Home » How Microsoft is Changing the “Perspective“ on the word Feedback with their new Perspectives.

How Microsoft is Changing the “Perspective“ on the word Feedback with their new Perspectives.

by Josh Santiago
14 minutes read

The ’90s were a crazy decade in technology. Microsoft was at the top of its game; Apple was still a secondary player in the PC world. The iPhone didn’t even exist yet! Bill Gates was still at the helm of Microsoft and everyone wanted to be a player. Back then the culture was vastly different from the way it is today. Bill Gates and then President of Microsoft, Steve Ballmer, led the pack with their focus on productivity, numbers, and performance. If you couldn’t hack it or your feelings got hurt, then you were out, plain and simple.
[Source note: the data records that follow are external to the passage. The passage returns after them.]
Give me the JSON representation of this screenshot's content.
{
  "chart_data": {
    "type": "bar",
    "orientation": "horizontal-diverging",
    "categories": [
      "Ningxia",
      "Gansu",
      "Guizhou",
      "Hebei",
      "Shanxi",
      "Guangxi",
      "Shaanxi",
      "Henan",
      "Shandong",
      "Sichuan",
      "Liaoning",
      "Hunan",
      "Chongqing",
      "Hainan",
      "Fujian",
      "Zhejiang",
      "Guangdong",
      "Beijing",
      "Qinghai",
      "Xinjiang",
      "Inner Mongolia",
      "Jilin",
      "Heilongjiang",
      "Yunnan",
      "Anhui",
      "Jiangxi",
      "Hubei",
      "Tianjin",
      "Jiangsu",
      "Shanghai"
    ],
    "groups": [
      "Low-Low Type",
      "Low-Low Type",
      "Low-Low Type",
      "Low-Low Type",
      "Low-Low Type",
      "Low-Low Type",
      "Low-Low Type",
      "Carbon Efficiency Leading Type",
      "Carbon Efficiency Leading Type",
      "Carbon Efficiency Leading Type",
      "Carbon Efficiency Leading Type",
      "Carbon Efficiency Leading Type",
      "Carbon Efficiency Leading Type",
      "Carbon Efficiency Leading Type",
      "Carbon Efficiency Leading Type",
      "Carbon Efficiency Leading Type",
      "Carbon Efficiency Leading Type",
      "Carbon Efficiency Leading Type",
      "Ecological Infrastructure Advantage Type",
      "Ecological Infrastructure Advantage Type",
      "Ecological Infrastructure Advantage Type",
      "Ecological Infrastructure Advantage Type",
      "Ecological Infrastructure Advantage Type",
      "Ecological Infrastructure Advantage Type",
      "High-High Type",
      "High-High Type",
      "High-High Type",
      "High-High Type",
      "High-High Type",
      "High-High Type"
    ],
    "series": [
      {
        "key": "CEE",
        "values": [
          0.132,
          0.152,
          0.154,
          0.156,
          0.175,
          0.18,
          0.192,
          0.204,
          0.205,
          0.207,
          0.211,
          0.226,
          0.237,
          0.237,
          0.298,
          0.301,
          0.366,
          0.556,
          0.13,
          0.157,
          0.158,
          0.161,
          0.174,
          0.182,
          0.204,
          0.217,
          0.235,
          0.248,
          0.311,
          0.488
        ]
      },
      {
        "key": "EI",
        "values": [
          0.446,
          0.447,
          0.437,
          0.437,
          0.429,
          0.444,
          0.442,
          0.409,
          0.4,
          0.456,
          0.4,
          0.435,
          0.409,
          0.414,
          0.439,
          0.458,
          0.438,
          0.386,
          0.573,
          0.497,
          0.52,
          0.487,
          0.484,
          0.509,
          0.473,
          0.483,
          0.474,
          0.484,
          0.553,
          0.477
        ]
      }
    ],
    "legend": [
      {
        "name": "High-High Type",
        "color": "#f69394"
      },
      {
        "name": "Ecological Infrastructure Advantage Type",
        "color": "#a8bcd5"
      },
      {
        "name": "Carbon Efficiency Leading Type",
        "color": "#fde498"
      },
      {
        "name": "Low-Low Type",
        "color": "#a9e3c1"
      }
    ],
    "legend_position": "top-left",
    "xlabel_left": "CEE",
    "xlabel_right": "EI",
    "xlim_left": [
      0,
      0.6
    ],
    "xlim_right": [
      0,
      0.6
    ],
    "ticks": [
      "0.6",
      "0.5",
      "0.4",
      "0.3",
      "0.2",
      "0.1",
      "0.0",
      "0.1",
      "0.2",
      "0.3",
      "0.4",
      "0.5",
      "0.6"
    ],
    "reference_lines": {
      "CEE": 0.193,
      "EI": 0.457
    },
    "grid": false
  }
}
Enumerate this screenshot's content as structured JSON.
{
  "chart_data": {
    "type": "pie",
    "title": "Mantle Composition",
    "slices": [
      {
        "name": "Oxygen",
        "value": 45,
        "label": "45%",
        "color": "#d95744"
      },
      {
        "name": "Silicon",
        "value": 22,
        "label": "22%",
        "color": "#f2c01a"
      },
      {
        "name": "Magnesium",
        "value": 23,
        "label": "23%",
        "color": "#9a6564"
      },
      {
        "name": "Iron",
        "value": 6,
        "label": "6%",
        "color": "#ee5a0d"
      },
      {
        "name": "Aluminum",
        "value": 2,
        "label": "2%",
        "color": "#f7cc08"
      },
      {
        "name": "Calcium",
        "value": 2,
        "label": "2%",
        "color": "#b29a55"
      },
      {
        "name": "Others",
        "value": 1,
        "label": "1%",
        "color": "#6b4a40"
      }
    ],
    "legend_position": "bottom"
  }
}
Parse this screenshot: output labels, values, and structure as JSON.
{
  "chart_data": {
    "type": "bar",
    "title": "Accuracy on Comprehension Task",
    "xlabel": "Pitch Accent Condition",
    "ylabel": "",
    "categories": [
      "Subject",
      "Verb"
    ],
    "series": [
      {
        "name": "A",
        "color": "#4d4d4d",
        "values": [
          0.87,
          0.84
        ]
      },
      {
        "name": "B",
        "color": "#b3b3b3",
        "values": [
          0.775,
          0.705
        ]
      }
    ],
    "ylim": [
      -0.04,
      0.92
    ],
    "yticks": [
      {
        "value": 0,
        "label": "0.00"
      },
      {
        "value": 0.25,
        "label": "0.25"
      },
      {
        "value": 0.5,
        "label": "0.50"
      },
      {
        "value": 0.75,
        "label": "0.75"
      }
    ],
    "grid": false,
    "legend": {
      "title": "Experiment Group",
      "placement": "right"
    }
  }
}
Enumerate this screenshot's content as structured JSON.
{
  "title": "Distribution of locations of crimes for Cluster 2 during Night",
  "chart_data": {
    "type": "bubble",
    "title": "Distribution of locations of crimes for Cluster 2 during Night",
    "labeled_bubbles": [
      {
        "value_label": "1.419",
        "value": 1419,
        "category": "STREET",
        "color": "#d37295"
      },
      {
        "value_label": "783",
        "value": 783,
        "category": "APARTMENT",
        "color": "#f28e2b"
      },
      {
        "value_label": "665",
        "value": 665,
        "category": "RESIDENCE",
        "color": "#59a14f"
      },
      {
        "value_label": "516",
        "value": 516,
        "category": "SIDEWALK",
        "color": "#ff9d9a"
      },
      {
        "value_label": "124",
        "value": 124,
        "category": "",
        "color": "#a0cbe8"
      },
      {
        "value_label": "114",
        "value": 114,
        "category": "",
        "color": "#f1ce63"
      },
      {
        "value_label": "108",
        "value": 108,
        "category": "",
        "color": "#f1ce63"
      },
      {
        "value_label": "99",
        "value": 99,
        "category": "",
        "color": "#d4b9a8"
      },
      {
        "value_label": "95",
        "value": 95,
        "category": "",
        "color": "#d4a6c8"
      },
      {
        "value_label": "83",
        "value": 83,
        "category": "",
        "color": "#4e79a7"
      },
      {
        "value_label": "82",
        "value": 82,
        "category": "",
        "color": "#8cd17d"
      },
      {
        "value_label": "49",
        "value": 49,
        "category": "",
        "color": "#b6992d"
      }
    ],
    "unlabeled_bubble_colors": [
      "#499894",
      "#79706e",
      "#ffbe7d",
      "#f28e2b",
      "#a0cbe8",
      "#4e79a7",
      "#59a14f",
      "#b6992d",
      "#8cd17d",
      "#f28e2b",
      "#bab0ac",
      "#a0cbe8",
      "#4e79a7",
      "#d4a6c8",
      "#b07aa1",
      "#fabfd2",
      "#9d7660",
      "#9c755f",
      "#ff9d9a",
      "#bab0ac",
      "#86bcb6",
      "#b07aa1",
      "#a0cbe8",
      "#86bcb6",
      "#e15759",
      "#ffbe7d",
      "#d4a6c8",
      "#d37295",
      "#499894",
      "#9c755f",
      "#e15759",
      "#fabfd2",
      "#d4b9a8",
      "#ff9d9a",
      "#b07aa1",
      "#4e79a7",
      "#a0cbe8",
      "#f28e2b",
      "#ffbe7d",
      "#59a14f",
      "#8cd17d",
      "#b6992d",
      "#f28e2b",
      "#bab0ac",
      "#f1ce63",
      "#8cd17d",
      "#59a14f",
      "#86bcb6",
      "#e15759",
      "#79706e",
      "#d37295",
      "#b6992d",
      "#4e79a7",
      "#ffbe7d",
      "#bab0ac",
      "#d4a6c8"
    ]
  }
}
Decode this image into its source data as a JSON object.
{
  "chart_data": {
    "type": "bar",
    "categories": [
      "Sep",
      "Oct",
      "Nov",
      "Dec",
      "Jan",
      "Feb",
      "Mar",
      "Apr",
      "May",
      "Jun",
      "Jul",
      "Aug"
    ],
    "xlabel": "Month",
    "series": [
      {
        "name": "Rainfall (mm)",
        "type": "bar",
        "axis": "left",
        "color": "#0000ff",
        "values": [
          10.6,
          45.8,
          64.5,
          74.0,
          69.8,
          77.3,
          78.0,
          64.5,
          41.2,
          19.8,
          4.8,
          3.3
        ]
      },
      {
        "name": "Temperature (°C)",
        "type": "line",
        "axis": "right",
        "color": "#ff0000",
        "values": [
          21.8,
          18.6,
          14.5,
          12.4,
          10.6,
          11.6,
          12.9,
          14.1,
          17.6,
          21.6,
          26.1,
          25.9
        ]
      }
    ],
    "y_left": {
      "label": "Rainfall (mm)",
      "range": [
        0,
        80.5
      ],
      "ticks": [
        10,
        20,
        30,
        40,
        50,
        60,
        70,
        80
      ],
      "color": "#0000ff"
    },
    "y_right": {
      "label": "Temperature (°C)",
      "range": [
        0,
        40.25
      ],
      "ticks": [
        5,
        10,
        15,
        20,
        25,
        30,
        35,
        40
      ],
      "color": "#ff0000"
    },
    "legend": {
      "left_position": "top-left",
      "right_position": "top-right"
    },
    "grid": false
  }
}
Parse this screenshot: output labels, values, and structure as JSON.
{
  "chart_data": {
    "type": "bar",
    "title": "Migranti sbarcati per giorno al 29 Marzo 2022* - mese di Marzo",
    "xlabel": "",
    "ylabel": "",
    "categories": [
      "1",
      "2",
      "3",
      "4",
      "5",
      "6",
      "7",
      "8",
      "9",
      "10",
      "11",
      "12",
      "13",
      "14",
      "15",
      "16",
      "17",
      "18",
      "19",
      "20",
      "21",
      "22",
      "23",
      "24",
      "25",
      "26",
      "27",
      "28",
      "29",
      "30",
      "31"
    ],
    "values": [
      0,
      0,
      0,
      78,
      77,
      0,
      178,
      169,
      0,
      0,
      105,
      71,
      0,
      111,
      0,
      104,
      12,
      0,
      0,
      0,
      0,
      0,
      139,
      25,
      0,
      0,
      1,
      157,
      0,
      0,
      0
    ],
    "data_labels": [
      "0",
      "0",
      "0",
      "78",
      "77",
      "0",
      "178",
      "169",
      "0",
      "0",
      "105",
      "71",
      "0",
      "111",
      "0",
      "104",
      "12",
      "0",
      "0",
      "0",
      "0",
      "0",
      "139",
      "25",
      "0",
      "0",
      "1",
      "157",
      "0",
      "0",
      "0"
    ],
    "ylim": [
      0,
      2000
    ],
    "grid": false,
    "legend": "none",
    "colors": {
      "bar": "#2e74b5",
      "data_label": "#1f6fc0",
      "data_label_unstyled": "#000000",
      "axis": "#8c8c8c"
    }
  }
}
Fast forward to today, Gates is now retired and focusing on philanthropy and working on advancing medicine, Steve Ballmer has retired to be the owner of the LA Clippers and Satya Nadella is currently at the helm of Microsoft. With a fresh vision of the future, Nadella, who took Ballmer’s role as CEO in 2014, has shifted not only the direction of the company but the culture as well, making Microsoft a more collaborative and empathetic company. The focus is on retaining talented employees so that they can attract new ones. 

One of the first things that Satya did was foster a friendlier Microsoft workplace. He accomplished this task by introducing a new way for team members and colleagues to critique and praise each other’s work. They called it “Perspectives.” Perspectives encourage employees to solicit opinions from their coworkers in a more structured environment, it then collects this and shares with them and their manager.

Kristen Roby Dimlow, Microsoft’s human resources executive tasked with implementing Perspectives, said that the system is very deliberate in not referring to “feedback.” David Rock, Josh Davis and Beth Jones, all researchers at the Neuro Leadership Institute, found in a 2014 paper that the very act of giving employees a rating jolts them into a “fight or flight” scenario—“the same type of ‘brain hijack’ that occurs when there is an imminent physical threat like a confrontation with a wild animal.”

The implementation of Perspectives replaced a system that Microsoft called the Feedback Tool, in which coworkers would collect input and then review and summarize it for the employee and their manager. Perspectives use redesigned language to be less intimidating, initiate conversations and have more of a coaching feel than reviews do.

Perspectives give Microsoft a new experiment in rethinking how they evaluate and critique employees. Many Fortune 500 companies are now rethinking how they handle this task, as wellGeneral Electric has dropped its annual review program. GE previously used a stack-ranking system that sorted all their employees into tiers – and are now using various forms of continuous feedback. Several years ago, Microsoft moved away from the annual reviews to more frequent “connects, giving managers and employees better opportunities to coach more frequently.

“It’s a facilitated script that helps give you that muscle for how to ask for perspective,” Dimlow says, “Our ultimate goal is we move beyond tools and make this part of the way we do things all the time.” Dimlow seeks to see Perspectives move beyond the current structured set and into a more unstructured system, allowing people to learn and becoming more inclined to seek out feedback.